O que estamos vendo no Congresso Nacional é leis para armar a população como forma de enfrentar a violência. A violência pode aumentar com isso?

Essa não é a saída. Nós temos que fortalecer o estatuto do desarmamento. Armar a população é uma péssima medida. Quanto mais armas disseminadas entre a população, mais se favorece o mercado negro das armas, estimulando a criminalidade. A arma de fogo se tornará um produto muito desejado pelos bandidos o que tenderá a aumentar os homicídios e latrocínios. A violência tende a crescer. Nós precisamos fazer mudanças no Código Penal e no Código de Processo Penal, no meu ponto de vista. No Código Penal precisamos punir mais severamente os crimes contra a vida, como os homicídios, tentativa de homicídio, latrocínio, estupro seguido de morte. São crimes que tem que ter penas mais severas e, de alguma forma, dificultar a progressão de regime desses crimes. Além disso, precisamos mudar o Código de Processo Penal e diminuir o número de recursos, agilizar o fluxo do processo, diminuir a burocracia do fluxo processual. Outra medida fundamental: é preciso fazer grandes investimentos no Judiciário, aumentar o número de Varas Criminais e do Tribunal do Júri em várias cidades brasileiras. Nas cidades mais violentas do Brasil, o Judiciário é muito moroso, porque há uma sobrecarga de trabalho sob essas Varas. Há milhares de processos tramitando e é preciso aumentar a produtividade das Varas Criminais no processamento dos crimes violentos. É preciso aumentar a capacidade repressiva do Poder Público, é preciso diminuir a impunidade, a impunidade na aplicação das leis que é uma das principais causas da violência no Brasil. O outro lado da moeda é investir em projetos sociais focados na juventude, nos jovens residentes na periferia que são recrutados pelo tráfico de drogas. É preciso ter projetos sociais comunitários, esportivos, culturais e de geração de renda para esses jovens, impedindo que eles sejam facilmente cooptados pelo tráfico de drogas. São muitas medidas que tem que ser tomadas ao mesmo tempo.

 

Será preciso começar de novo na área de segurança?

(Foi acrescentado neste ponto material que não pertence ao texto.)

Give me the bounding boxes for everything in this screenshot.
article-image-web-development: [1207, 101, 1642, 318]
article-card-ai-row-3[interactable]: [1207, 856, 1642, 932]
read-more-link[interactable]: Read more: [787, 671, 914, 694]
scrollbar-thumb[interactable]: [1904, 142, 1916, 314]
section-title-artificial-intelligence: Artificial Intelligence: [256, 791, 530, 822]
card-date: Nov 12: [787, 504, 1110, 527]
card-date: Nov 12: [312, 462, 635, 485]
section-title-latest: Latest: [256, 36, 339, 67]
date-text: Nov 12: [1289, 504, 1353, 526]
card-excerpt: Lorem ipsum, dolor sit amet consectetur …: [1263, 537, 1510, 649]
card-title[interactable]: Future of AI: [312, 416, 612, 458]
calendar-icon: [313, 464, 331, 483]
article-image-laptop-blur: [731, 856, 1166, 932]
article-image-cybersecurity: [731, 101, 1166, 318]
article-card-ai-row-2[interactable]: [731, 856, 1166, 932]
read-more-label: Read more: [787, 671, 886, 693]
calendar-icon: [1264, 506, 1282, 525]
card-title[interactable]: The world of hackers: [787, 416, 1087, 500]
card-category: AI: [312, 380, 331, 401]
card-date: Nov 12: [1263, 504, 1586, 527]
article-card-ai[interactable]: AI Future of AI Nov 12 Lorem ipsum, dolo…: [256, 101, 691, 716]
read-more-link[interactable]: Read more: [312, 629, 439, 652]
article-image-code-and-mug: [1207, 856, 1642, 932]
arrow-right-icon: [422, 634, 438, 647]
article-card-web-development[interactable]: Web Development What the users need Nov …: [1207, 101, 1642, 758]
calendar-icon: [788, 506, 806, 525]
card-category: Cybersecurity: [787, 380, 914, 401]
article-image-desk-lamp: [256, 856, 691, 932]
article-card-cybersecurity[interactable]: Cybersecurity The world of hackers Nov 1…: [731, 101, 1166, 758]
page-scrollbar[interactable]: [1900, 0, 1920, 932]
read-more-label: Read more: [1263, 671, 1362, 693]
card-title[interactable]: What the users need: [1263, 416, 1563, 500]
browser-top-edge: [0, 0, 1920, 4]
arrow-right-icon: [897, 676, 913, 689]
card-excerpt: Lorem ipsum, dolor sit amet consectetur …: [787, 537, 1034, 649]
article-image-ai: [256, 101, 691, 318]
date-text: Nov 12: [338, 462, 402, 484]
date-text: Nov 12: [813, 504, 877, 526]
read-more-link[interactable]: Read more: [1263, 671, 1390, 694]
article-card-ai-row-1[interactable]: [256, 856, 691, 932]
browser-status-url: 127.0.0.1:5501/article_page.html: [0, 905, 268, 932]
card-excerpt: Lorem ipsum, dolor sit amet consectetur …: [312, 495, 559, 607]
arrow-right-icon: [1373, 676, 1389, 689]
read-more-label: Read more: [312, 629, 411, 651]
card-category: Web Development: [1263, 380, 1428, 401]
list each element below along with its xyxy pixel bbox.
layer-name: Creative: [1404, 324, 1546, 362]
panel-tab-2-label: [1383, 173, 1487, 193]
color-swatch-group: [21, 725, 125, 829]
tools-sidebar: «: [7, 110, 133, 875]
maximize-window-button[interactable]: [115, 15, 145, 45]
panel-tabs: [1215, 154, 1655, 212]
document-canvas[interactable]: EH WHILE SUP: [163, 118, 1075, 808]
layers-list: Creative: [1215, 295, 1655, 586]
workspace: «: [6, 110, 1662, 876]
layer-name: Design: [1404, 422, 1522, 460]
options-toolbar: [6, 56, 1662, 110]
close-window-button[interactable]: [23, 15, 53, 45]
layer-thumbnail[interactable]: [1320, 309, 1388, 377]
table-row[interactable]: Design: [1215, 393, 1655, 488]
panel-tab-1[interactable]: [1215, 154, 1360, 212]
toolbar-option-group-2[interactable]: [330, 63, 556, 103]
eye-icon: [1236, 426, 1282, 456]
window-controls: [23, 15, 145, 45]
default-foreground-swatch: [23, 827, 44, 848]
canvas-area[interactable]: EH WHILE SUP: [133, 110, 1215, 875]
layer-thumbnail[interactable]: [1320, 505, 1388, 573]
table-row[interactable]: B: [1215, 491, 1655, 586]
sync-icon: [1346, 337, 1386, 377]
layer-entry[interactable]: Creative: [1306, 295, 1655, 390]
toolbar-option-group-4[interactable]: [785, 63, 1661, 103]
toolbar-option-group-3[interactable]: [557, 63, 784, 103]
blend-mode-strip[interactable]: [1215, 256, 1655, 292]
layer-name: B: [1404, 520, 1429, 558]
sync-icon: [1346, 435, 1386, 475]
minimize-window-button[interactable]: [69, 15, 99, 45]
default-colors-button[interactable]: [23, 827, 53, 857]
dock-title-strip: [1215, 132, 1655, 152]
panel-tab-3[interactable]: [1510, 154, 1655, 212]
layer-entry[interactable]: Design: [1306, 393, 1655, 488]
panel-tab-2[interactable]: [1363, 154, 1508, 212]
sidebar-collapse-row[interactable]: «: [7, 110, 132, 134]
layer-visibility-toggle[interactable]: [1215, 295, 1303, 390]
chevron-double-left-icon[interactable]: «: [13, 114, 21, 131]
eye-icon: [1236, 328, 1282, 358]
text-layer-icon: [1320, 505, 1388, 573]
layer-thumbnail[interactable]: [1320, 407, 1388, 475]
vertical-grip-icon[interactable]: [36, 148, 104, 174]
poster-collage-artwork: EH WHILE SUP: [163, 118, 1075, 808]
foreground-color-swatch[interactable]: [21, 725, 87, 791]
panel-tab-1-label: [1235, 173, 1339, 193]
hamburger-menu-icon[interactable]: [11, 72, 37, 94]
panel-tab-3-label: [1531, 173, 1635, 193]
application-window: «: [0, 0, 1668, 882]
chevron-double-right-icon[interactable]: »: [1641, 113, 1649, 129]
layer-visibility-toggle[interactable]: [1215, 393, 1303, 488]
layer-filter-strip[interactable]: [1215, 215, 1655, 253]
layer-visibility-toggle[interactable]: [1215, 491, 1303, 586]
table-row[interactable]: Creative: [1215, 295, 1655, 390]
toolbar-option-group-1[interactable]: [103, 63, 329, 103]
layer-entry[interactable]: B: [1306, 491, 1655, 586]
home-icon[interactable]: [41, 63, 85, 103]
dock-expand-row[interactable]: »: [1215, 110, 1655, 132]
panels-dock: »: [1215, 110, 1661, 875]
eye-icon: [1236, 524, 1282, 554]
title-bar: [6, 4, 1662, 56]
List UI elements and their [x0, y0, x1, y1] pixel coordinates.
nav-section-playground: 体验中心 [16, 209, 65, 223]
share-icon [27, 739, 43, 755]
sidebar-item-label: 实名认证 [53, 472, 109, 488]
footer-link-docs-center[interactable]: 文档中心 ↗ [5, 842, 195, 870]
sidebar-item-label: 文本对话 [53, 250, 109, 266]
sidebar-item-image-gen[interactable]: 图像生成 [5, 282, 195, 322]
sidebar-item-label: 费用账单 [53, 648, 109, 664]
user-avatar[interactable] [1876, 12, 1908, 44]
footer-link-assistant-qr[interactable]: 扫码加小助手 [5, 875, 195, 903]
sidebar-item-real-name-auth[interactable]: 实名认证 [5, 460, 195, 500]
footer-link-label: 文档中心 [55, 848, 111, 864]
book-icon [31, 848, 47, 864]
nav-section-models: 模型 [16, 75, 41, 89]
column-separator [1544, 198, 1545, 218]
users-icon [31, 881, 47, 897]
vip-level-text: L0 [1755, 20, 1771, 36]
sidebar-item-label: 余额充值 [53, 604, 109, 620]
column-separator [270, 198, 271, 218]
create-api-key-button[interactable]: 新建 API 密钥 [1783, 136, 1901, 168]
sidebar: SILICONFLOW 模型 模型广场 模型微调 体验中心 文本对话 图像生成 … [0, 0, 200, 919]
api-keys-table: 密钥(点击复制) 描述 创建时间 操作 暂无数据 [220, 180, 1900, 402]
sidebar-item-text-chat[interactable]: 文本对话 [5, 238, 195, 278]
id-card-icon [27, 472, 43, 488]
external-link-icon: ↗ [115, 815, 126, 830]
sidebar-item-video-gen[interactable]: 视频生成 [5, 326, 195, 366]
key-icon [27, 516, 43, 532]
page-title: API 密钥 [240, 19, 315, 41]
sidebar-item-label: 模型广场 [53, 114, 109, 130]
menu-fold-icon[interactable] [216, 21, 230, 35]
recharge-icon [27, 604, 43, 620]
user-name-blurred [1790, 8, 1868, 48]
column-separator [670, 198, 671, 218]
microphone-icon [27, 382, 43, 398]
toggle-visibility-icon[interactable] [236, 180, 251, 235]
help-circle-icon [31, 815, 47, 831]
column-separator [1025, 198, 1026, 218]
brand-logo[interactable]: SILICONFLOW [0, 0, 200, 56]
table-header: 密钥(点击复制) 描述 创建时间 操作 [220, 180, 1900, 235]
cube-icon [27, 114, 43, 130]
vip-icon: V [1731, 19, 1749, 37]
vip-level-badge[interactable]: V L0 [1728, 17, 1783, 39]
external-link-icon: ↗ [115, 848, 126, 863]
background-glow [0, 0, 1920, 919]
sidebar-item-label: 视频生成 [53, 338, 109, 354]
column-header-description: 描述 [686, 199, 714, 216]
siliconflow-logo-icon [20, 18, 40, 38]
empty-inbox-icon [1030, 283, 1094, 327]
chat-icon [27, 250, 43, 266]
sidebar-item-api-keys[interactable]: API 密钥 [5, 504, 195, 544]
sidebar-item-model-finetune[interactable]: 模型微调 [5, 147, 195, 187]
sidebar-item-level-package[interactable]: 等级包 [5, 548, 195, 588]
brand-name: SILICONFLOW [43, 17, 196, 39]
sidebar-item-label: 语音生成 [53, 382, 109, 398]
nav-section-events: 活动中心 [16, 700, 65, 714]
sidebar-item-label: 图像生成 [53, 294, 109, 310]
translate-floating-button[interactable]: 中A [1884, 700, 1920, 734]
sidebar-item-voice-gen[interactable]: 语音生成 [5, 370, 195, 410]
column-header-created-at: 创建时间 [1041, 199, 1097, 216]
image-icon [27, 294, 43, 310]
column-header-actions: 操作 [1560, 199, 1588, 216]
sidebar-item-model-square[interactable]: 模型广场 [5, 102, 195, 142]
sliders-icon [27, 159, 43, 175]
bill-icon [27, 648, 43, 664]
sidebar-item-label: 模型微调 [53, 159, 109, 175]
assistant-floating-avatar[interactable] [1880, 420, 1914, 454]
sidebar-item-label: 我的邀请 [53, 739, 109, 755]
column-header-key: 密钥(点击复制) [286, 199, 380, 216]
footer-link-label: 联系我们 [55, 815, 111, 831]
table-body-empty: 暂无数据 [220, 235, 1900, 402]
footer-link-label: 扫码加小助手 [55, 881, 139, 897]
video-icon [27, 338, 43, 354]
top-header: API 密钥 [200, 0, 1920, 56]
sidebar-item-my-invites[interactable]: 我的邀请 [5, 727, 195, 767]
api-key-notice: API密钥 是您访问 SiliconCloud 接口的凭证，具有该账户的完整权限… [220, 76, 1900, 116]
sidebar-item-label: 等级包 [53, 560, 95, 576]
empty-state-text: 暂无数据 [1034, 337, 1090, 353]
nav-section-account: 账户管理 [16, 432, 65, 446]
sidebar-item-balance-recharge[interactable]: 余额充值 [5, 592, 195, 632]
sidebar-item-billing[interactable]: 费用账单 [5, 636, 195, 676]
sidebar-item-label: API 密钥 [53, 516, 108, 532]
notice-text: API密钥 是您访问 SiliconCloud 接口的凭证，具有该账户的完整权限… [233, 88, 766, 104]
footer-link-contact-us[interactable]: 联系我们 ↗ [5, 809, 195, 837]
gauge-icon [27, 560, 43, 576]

Nós precisamos fazer com que os governadores e o governo federal lidem com a segurança pública de uma forma planejada, com planejamento estratégico de longo prazo e não fazer o que sempre fizeram: compra uma viatura aqui, contrata um policial acolá, compra arma de fogo, constrói um presídio de vez em quando. Foi sempre assim que a segurança pública foi gerenciada no Brasil. É o que eu chamo de gerenciamento de crise. Você atua sempre depois que o problema aconteceu Por isso que, para mudar a situação, para que esse pano nacional funcione, alguém tem que liderar isso. Tem que ter uma instância de coordenação, de execução, que tem que ser o governo federal e para isso defendo a criação de um grande ministério, o ministério da Segurança Pública, exclusivamente para cuidar da segurança pública. É preciso ter dinheiro. Nós gastamos em média, R$ 70 bilhões com segurança pública somando tudo, União, estados e municípios, salários, aposentadoria e é muito pouco. Nós precisaríamos ao longo dos anos, dobrar esse valor e para isso, é preciso uma fonte mais segura de investimentos para que ele seja compartilhado por estados e municípios.